In his endearingly cryptic and mysterious manner, you will rarely catch Keaton Henson on vast tours that spread across the country, and you will certainly never find him in close proximity with a music journalist. In fact, the elusive singer/songwriter, artist, poet and all-round creative master, spends most of his days in his bedroom creating art in the suburbs of London. Crippled by anxiety and persistent panic attacks, he avoids all press interviews and performs only a few scattered shows across the year. That is not to say that Keaton Henson is an artist that lays back in idleness in his reclusive shack; Keaton has revealed much of his visual art at various exhibitions and in a graphic novel entitled ‘Gloaming’, all whilst churning out three melancholy masterpiece albums in the space of a couple of years.
His most recent creation followed the pattern of his past work and was released without warning, and without an onslaught of vulture-like press attention. In fact, as a self-confessed Keaton Henson fan myself, it managed to slip under my hawk-eyed attention as I’ve only just discovered his wistful and simply outstanding ‘Romantic Works’. Keaton has befittingly described the genre of his latest work as ‘bedroom classical’, dominated by cello, woodwind and piano. What is remarkable about his latest change of direction is that Keaton is unable to read music, but with an unswayable penchant for sweeping sorrowful melodies combined with the helping hand of Ren Ford on the cello, it avoids steering into the realms of the mediocre and the amateur. ‘Romantic Works’ opens with ‘Preface’ a short dispersion of woodwind, and other rough and imperfect sounds but the heavy melancholy sound sets in like a downcast storm. There are subtle imperfections throughout the album, where the tone intermittently becomes disjointed, but this fosters its strikingly endearing nature, and distinguishes itself from more intimidating, thoroughly polished classical pieces which face more of an obstacle in connecting with young people.

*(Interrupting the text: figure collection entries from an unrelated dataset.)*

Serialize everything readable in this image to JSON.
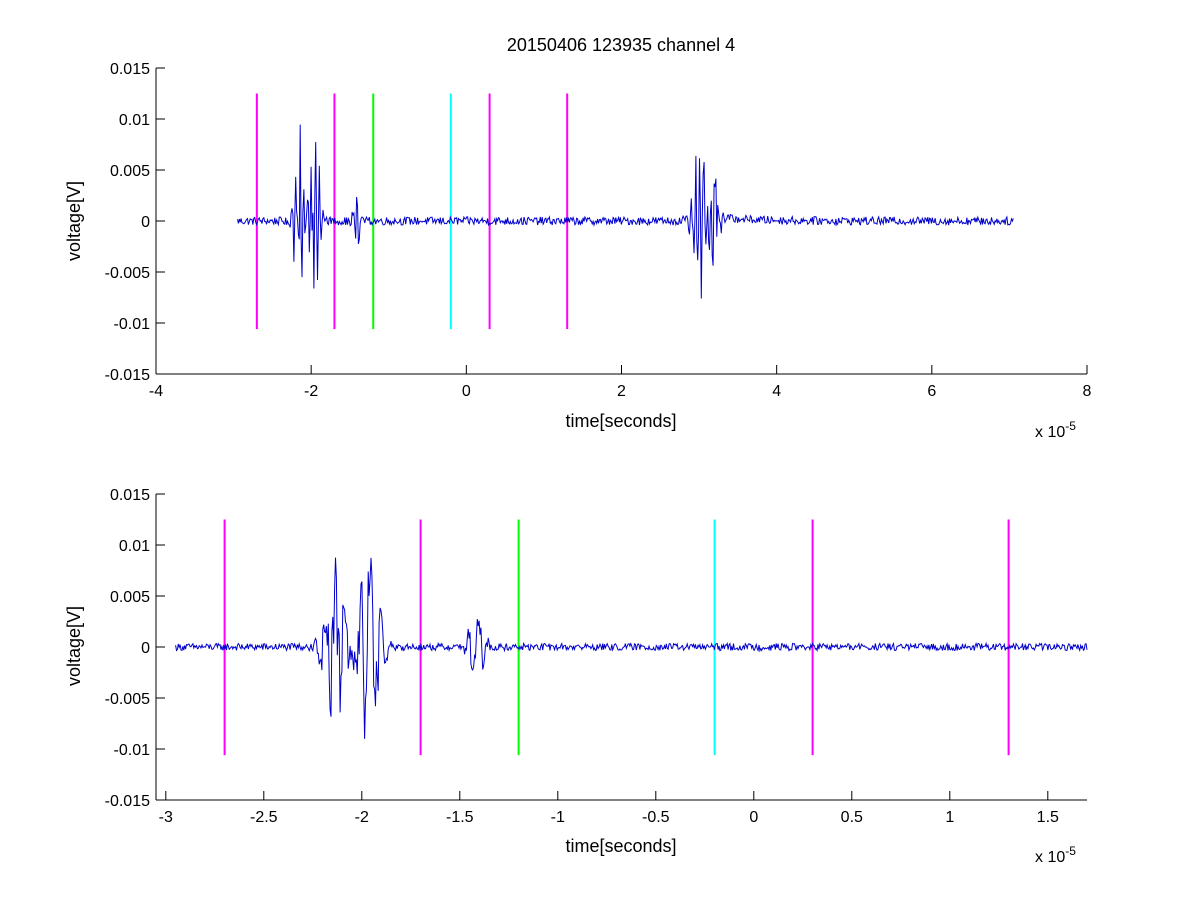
{
  "chart_data": [
    {
      "type": "line",
      "title": "20150406 123935 channel 4",
      "xlabel": "time[seconds]",
      "ylabel": "voltage[V]",
      "x_exponent_label": "x 10",
      "x_exponent": "-5",
      "xlim": [
        -4,
        8
      ],
      "ylim": [
        -0.015,
        0.015
      ],
      "x_scale": 1e-05,
      "x_ticks": [
        -4,
        -2,
        0,
        2,
        4,
        6,
        8
      ],
      "x_tick_labels": [
        "-4",
        "-2",
        "0",
        "2",
        "4",
        "6",
        "8"
      ],
      "y_ticks": [
        -0.015,
        -0.01,
        -0.005,
        0,
        0.005,
        0.01,
        0.015
      ],
      "y_tick_labels": [
        "-0.015",
        "-0.01",
        "-0.005",
        "0",
        "0.005",
        "0.01",
        "0.015"
      ],
      "grid": false,
      "markers": [
        {
          "x": -2.7,
          "color": "#ff00ff"
        },
        {
          "x": -1.7,
          "color": "#ff00ff"
        },
        {
          "x": -1.2,
          "color": "#00ff00"
        },
        {
          "x": -0.2,
          "color": "#00ffff"
        },
        {
          "x": 0.3,
          "color": "#ff00ff"
        },
        {
          "x": 1.3,
          "color": "#ff00ff"
        }
      ],
      "marker_range": [
        -0.0106,
        0.0125
      ],
      "series": [
        {
          "color": "#0000cc",
          "x_range": [
            -2.95,
            7.05
          ],
          "noise": 0.0004,
          "bursts": [
            {
              "x": -2.15,
              "amp": 0.0095,
              "width": 0.12
            },
            {
              "x": -1.95,
              "amp": 0.0115,
              "width": 0.1
            },
            {
              "x": -1.42,
              "amp": 0.004,
              "width": 0.08
            },
            {
              "x": 3.0,
              "amp": 0.0094,
              "width": 0.14
            },
            {
              "x": 3.2,
              "amp": 0.0068,
              "width": 0.1
            }
          ],
          "offset_steps": [
            {
              "from": 3.3,
              "value": 0.0003
            }
          ]
        }
      ]
    },
    {
      "type": "line",
      "title": "",
      "xlabel": "time[seconds]",
      "ylabel": "voltage[V]",
      "x_exponent_label": "x 10",
      "x_exponent": "-5",
      "xlim": [
        -3.05,
        1.7
      ],
      "ylim": [
        -0.015,
        0.015
      ],
      "x_scale": 1e-05,
      "x_ticks": [
        -3,
        -2.5,
        -2,
        -1.5,
        -1,
        -0.5,
        0,
        0.5,
        1,
        1.5
      ],
      "x_tick_labels": [
        "-3",
        "-2.5",
        "-2",
        "-1.5",
        "-1",
        "-0.5",
        "0",
        "0.5",
        "1",
        "1.5"
      ],
      "y_ticks": [
        -0.015,
        -0.01,
        -0.005,
        0,
        0.005,
        0.01,
        0.015
      ],
      "y_tick_labels": [
        "-0.015",
        "-0.01",
        "-0.005",
        "0",
        "0.005",
        "0.01",
        "0.015"
      ],
      "grid": false,
      "markers": [
        {
          "x": -2.7,
          "color": "#ff00ff"
        },
        {
          "x": -1.7,
          "color": "#ff00ff"
        },
        {
          "x": -1.2,
          "color": "#00ff00"
        },
        {
          "x": -0.2,
          "color": "#00ffff"
        },
        {
          "x": 0.3,
          "color": "#ff00ff"
        },
        {
          "x": 1.3,
          "color": "#ff00ff"
        }
      ],
      "marker_range": [
        -0.0106,
        0.0125
      ],
      "series": [
        {
          "color": "#0000cc",
          "x_range": [
            -2.95,
            1.7
          ],
          "noise": 0.00035,
          "bursts": [
            {
              "x": -2.14,
              "amp": 0.0097,
              "width": 0.1
            },
            {
              "x": -1.96,
              "amp": 0.0115,
              "width": 0.09
            },
            {
              "x": -1.41,
              "amp": 0.0042,
              "width": 0.07
            }
          ],
          "offset_steps": []
        }
      ]
    }
  ]
}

Instead of expressing his angst, fears, and sorrow through words, such feelings and emotions are rendered triumphantly through mournful sounds of the cello and Keaton on the piano which permeate the sound of the album. It might also be worth considering that the cello itself is an instrument that, historically, has been described as having the greatest resemblance to the human voice, something that I have no doubt Keaton Henson thought about in his incurably intuitive mind. ‘Earnestly Yours’ begins with intricate melodies finessed by Keaton’s mastery over the piano, the familiar sounds of the cello creep in, and then grandly emerge and cultivate an overwhelming sense of innocence and insight into Keaton’s withdrawn, and for us, seemingly unknown world. It wouldn’t be inaccurate to suggest that a piece of work of this calibre may have acted as a catharsis for Keaton; cleaning out the closet of the harrowing words that should perhaps remain unspoken or failing that, thrown out and forgotten. Who knows? Keaton is something of an elusive soul, if you haven’t figured that out already.
…an artist that has cultivated an ardent following through words…
‘Romantic Works’ is something completely unexpected and yet totally predictable in equal, paradoxical measure. Its earnestly sombre framework is largely unsurprising but a total departure from poetry and lyrics is without a doubt offbeat for an artist that has cultivated an ardent following through words which connect with those also tortured by solitude, love, tangled up frustrations and wretched heartache. But, perhaps this is what makes this album more powerful and accessible; it can be interpreted in different conflicting ways, without the concrete grounding and affirmation of lyrical narrative. The narrative is there to be constructed how the listener imagines it to be in their own distinct world, and isn’t that what should be at the core of all art? Be it music or an abstract painting, Keaton Henson understands both forms, and this erupts instinctively in ‘Romantic Works’.
‘Romantic Works’ is out now available to buy in digital or physical format, and available to stream on Spotify.